In other words, Dr Vieira-Potter said, women “start to adopt that apple shape instead of the pear shape.”
It’s also common for men to gain more fat in their midsections as they age, but it is a slower and steadier change. “There’s no analogous thing in men where an organ just goes ‘Later!’ and shuts down,” Dr Greendale said, referring to women’s ovaries during menopause.
According to Dr Greendale, researchers don’t know exactly why these shifts in fat storage occur. But while normal, they are something to keep an eye on, she added. Increases in belly fat – and in particular, the type of visceral fat that sits deep inside the abdomen and surrounds the organs – have been linked to certain increased health risks, like of heart disease, diabetes and cancer. This fat, which can expand not only with menopause, but with stress, lack of exercise, poor diet and more, is the “troublemaker fat,” Dr Greendale said. On the other hand, fat stored in the thighs and hips, creating the so-called pear shape, seems to protect against diabetes and heart disease.
Despite the ubiquitous internet ads claiming to hold the secret to shrinking belly fat, experts really don’t know how to address the waistline expansion associated with menopause, Dr Greendale said. Researchers are only just beginning to understand how and why the body changes in this life stage, and she’s careful not to promote a solution without evidence that it works.
“What worries me is that women who are trying to do right by themselves and keep up their exercise habits and eat a good diet may feel defeated” if their belly fat doesn’t budge, she said. “They may be doing everything they can, and their central fat may just have a mind of its own.” Excessive dieting and exercising too much can also be harmful, she pointed out.

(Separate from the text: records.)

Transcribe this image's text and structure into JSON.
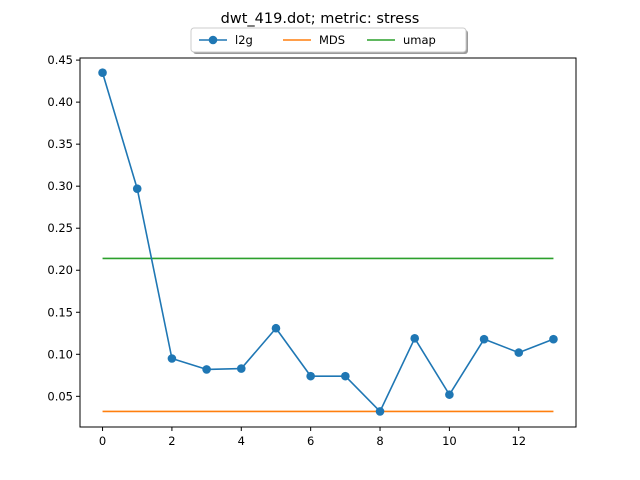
{
  "chart_data": {
    "type": "line",
    "title": "dwt_419.dot; metric: stress",
    "xlabel": "",
    "ylabel": "",
    "xlim": [
      -0.65,
      13.65
    ],
    "ylim": [
      0.0135,
      0.4525
    ],
    "xticks": [
      0,
      2,
      4,
      6,
      8,
      10,
      12
    ],
    "xtick_labels": [
      "0",
      "2",
      "4",
      "6",
      "8",
      "10",
      "12"
    ],
    "yticks": [
      0.05,
      0.1,
      0.15,
      0.2,
      0.25,
      0.3,
      0.35,
      0.4,
      0.45
    ],
    "ytick_labels": [
      "0.05",
      "0.10",
      "0.15",
      "0.20",
      "0.25",
      "0.30",
      "0.35",
      "0.40",
      "0.45"
    ],
    "grid": false,
    "legend_position": "top-center",
    "series": [
      {
        "name": "l2g",
        "color": "#1f77b4",
        "marker": "circle",
        "x": [
          0,
          1,
          2,
          3,
          4,
          5,
          6,
          7,
          8,
          9,
          10,
          11,
          12,
          13
        ],
        "y": [
          0.435,
          0.297,
          0.095,
          0.082,
          0.083,
          0.131,
          0.074,
          0.074,
          0.032,
          0.119,
          0.052,
          0.118,
          0.102,
          0.118
        ]
      },
      {
        "name": "MDS",
        "color": "#ff7f0e",
        "marker": "none",
        "x": [
          0,
          13
        ],
        "y": [
          0.032,
          0.032
        ]
      },
      {
        "name": "umap",
        "color": "#2ca02c",
        "marker": "none",
        "x": [
          0,
          13
        ],
        "y": [
          0.214,
          0.214
        ]
      }
    ]
  }
}
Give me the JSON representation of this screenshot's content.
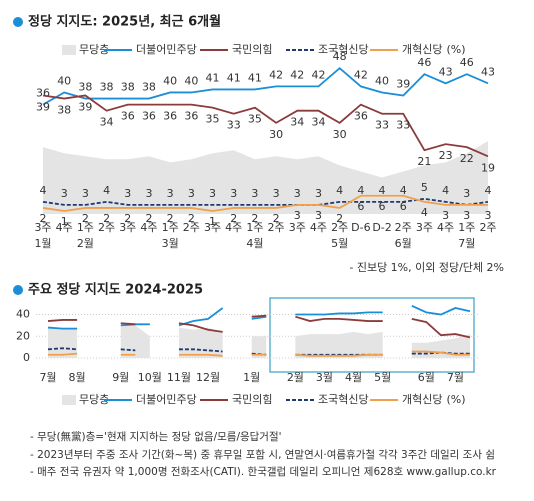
{
  "chart_data": [
    {
      "type": "line",
      "title": "정당 지지도: 2025년, 최근 6개월",
      "legend": "top",
      "show_values": true,
      "unit": "(%)",
      "categories": [
        "3주",
        "4주",
        "1주",
        "2주",
        "3주",
        "4주",
        "1주",
        "2주",
        "3주",
        "4주",
        "1주",
        "2주",
        "3주",
        "4주",
        "2주",
        "D-6",
        "D-2",
        "2주",
        "3주",
        "4주",
        "1주",
        "2주"
      ],
      "groups": [
        "1월",
        null,
        "2월",
        null,
        null,
        null,
        "3월",
        null,
        null,
        null,
        "4월",
        null,
        null,
        null,
        "5월",
        null,
        null,
        "6월",
        null,
        null,
        "7월",
        null
      ],
      "ylim": [
        0,
        52
      ],
      "series": [
        {
          "name": "무당층",
          "style": "area",
          "color": "#e4e4e4",
          "values": [
            22,
            20,
            19,
            18,
            18,
            19,
            17,
            18,
            20,
            21,
            18,
            19,
            18,
            19,
            16,
            14,
            12,
            14,
            16,
            17,
            20,
            24
          ]
        },
        {
          "name": "더불어민주당",
          "style": "solid",
          "color": "#1a8fd8",
          "values": [
            36,
            40,
            38,
            38,
            38,
            38,
            40,
            40,
            41,
            41,
            41,
            42,
            42,
            42,
            48,
            42,
            40,
            39,
            46,
            43,
            46,
            43
          ]
        },
        {
          "name": "국민의힘",
          "style": "solid",
          "color": "#8c3b3b",
          "values": [
            39,
            38,
            39,
            34,
            36,
            36,
            36,
            36,
            35,
            33,
            35,
            30,
            34,
            34,
            30,
            36,
            33,
            33,
            21,
            23,
            22,
            19
          ]
        },
        {
          "name": "조국혁신당",
          "style": "dashed",
          "color": "#1f3a73",
          "values": [
            4,
            3,
            3,
            4,
            3,
            3,
            3,
            3,
            3,
            3,
            3,
            3,
            3,
            3,
            4,
            4,
            4,
            4,
            5,
            4,
            3,
            4
          ]
        },
        {
          "name": "개혁신당",
          "style": "solid",
          "color": "#f0a04b",
          "values": [
            2,
            1,
            2,
            2,
            2,
            2,
            2,
            2,
            1,
            2,
            2,
            2,
            3,
            3,
            2,
            6,
            6,
            6,
            4,
            3,
            3,
            3
          ]
        }
      ],
      "note": "- 진보당 1%, 이외 정당/단체 2%"
    },
    {
      "type": "line",
      "title": "주요 정당 지지도 2024-2025",
      "legend": "bottom",
      "show_values": false,
      "unit": "(%)",
      "categories": [
        "7월",
        null,
        "8월",
        null,
        null,
        "9월",
        null,
        "10월",
        null,
        "11월",
        null,
        "12월",
        null,
        null,
        "1월",
        null,
        null,
        "2월",
        null,
        "3월",
        null,
        "4월",
        null,
        "5월",
        null,
        null,
        "6월",
        null,
        "7월",
        null
      ],
      "ylim": [
        0,
        46
      ],
      "yticks": [
        0,
        20,
        40
      ],
      "grid": true,
      "series": [
        {
          "name": "무당층",
          "style": "area",
          "color": "#e4e4e4",
          "values": [
            27,
            28,
            28,
            null,
            null,
            29,
            30,
            20,
            null,
            28,
            26,
            28,
            24,
            null,
            20,
            20,
            null,
            20,
            22,
            22,
            22,
            24,
            22,
            24,
            null,
            14,
            14,
            16,
            18,
            22
          ]
        },
        {
          "name": "더불어민주당",
          "style": "solid",
          "color": "#1a8fd8",
          "values": [
            28,
            27,
            27,
            null,
            null,
            30,
            31,
            31,
            null,
            30,
            34,
            36,
            46,
            null,
            36,
            38,
            null,
            40,
            40,
            40,
            41,
            41,
            42,
            42,
            null,
            48,
            42,
            40,
            46,
            43
          ]
        },
        {
          "name": "국민의힘",
          "style": "solid",
          "color": "#8c3b3b",
          "values": [
            34,
            35,
            35,
            null,
            null,
            32,
            31,
            null,
            null,
            32,
            30,
            26,
            24,
            null,
            38,
            39,
            null,
            38,
            34,
            36,
            36,
            35,
            34,
            34,
            null,
            36,
            33,
            21,
            22,
            19
          ]
        },
        {
          "name": "조국혁신당",
          "style": "dashed",
          "color": "#1f3a73",
          "values": [
            8,
            9,
            8,
            null,
            null,
            8,
            7,
            null,
            null,
            8,
            8,
            7,
            6,
            null,
            4,
            3,
            null,
            3,
            3,
            3,
            3,
            3,
            3,
            3,
            null,
            4,
            4,
            5,
            4,
            4
          ]
        },
        {
          "name": "개혁신당",
          "style": "solid",
          "color": "#f0a04b",
          "values": [
            3,
            3,
            4,
            null,
            null,
            3,
            3,
            null,
            null,
            3,
            3,
            3,
            2,
            null,
            3,
            3,
            null,
            3,
            2,
            2,
            2,
            2,
            3,
            3,
            null,
            6,
            6,
            5,
            3,
            3
          ]
        }
      ]
    }
  ],
  "footnotes": [
    "- 무당(無黨)층='현재 지지하는 정당 없음/모름/응답거절'",
    "- 2023년부터 주중 조사 기간(화~목) 중 휴무일 포함 시, 연말연시·여름휴가철 각각 3주간 데일리 조사 쉼",
    "- 매주 전국 유권자 약 1,000명 전화조사(CATI). 한국갤럽 데일리 오피니언 제628호 www.gallup.co.kr"
  ]
}
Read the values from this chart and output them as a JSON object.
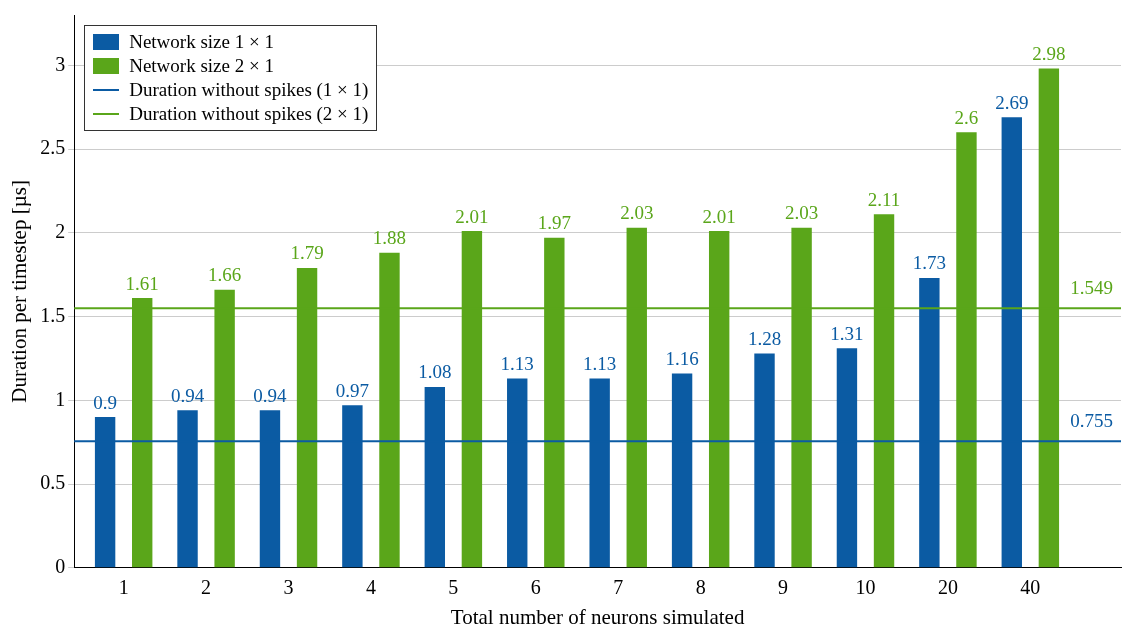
{
  "chart_data": {
    "type": "bar",
    "xlabel": "Total number of neurons simulated",
    "ylabel": "Duration per timestep [µs]",
    "categories": [
      "1",
      "2",
      "3",
      "4",
      "5",
      "6",
      "7",
      "8",
      "9",
      "10",
      "20",
      "40"
    ],
    "series": [
      {
        "name": "Network size 1 × 1",
        "color": "#0b5ba3",
        "values": [
          0.9,
          0.94,
          0.94,
          0.97,
          1.08,
          1.13,
          1.13,
          1.16,
          1.28,
          1.31,
          1.73,
          2.69
        ]
      },
      {
        "name": "Network size 2 × 1",
        "color": "#5aa61a",
        "values": [
          1.61,
          1.66,
          1.79,
          1.88,
          2.01,
          1.97,
          2.03,
          2.01,
          2.03,
          2.11,
          2.6,
          2.98
        ]
      }
    ],
    "ref_lines": [
      {
        "axis": "y",
        "value": 0.755,
        "label": "Duration without spikes (1 × 1)",
        "color": "#0b5ba3"
      },
      {
        "axis": "y",
        "value": 1.549,
        "label": "Duration without spikes (2 × 1)",
        "color": "#5aa61a"
      }
    ],
    "annotations": [
      {
        "text": "0.755",
        "y": 0.755
      },
      {
        "text": "1.549",
        "y": 1.549
      }
    ],
    "ylim": [
      0,
      3.3
    ],
    "yticks": [
      0,
      0.5,
      1,
      1.5,
      2,
      2.5,
      3
    ],
    "grid": "y",
    "legend": "top left",
    "data_labels": true
  }
}
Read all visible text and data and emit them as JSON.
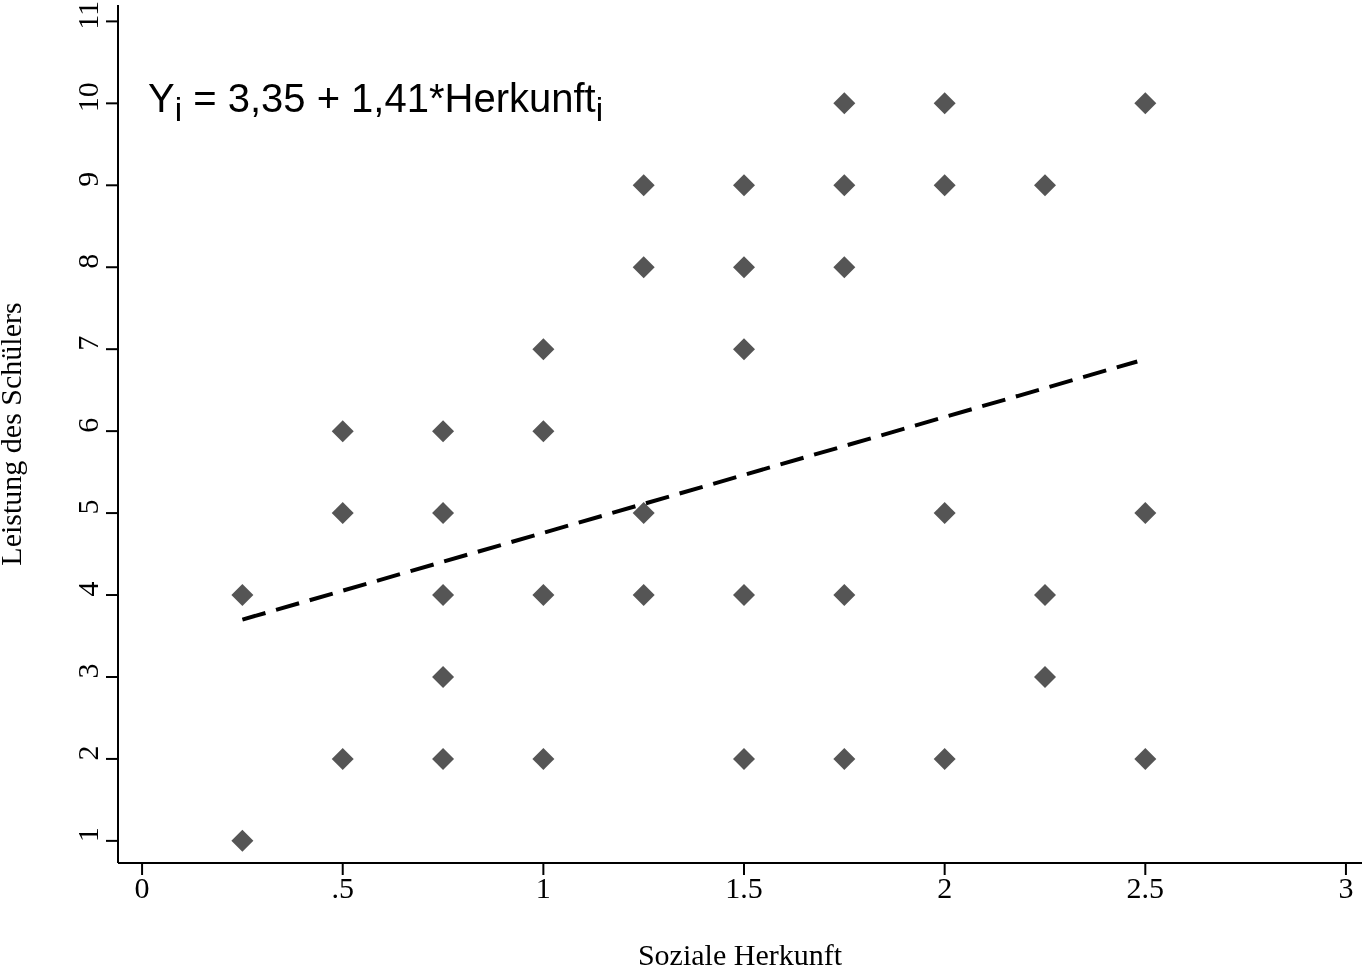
{
  "chart_data": {
    "type": "scatter",
    "xlabel": "Soziale Herkunft",
    "ylabel": "Leistung des Schülers",
    "annotations": [
      "Y$_{i}$ = 3,35 + 1,41*Herkunft$_{i}$"
    ],
    "xlim": [
      -0.06,
      3.04
    ],
    "xticks": [
      0,
      {
        "value": 0.5,
        "label": ".5"
      },
      1,
      1.5,
      2,
      2.5,
      3
    ],
    "ylim": [
      0.73,
      11.2
    ],
    "yticks": [
      1,
      2,
      3,
      4,
      5,
      6,
      7,
      8,
      9,
      10,
      11
    ],
    "series": [
      {
        "color": "#555555",
        "marker": "diamond",
        "x": [
          0.25,
          0.25,
          0.5,
          0.5,
          0.5,
          0.75,
          0.75,
          0.75,
          0.75,
          0.75,
          1,
          1,
          1,
          1,
          1.25,
          1.25,
          1.25,
          1.25,
          1.5,
          1.5,
          1.5,
          1.5,
          1.5,
          1.75,
          1.75,
          1.75,
          1.75,
          1.75,
          2,
          2,
          2,
          2,
          2.25,
          2.25,
          2.25,
          2.5,
          2.5,
          2.5
        ],
        "values": [
          4,
          1,
          6,
          5,
          2,
          6,
          5,
          4,
          3,
          2,
          7,
          6,
          4,
          2,
          9,
          8,
          5,
          4,
          9,
          8,
          7,
          4,
          2,
          10,
          9,
          8,
          4,
          2,
          10,
          9,
          5,
          2,
          9,
          4,
          3,
          10,
          5,
          2
        ]
      },
      {
        "type": "line",
        "color": "#000000",
        "marker": "none",
        "line_style": "dashed",
        "x": [
          0.25,
          2.48
        ],
        "values": [
          3.7,
          6.85
        ]
      }
    ]
  }
}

That said, getting at least 2.5 to 5 hours of moderate physical activity per week has been shown to help prevent heart disease and diabetes, both conditions associated with increased abdominal fat. Following a healthy diet – including one that incorporates plenty of fruits, vegetables and whole grains, and that prioritises fish, legumes, nuts, low-fat dairy and lean meats as sources of protein – can help protect against these conditions, too.
Physical activity also helps to maintain healthy muscle and bone mass and improves insulin functioning, Dr Vieira-Potter said. “Even if you’re exercising and not losing weight, you’re doing lots of good metabolically.” Exercise feels good, too, and might help counter some of the mood changes that can come with menopause.
It doesn’t need to be intense or strenuous to be beneficial, Dr Vieira-Potter said. “Just find something you love.”
And, if you’re still feeling discouraged by your changing body, despite a good diet and exercise programme, Dr Greendale recommended a dose of self compassion. “If my middle is resistant, I’m going to understand that may be part of the life stage I’m in.”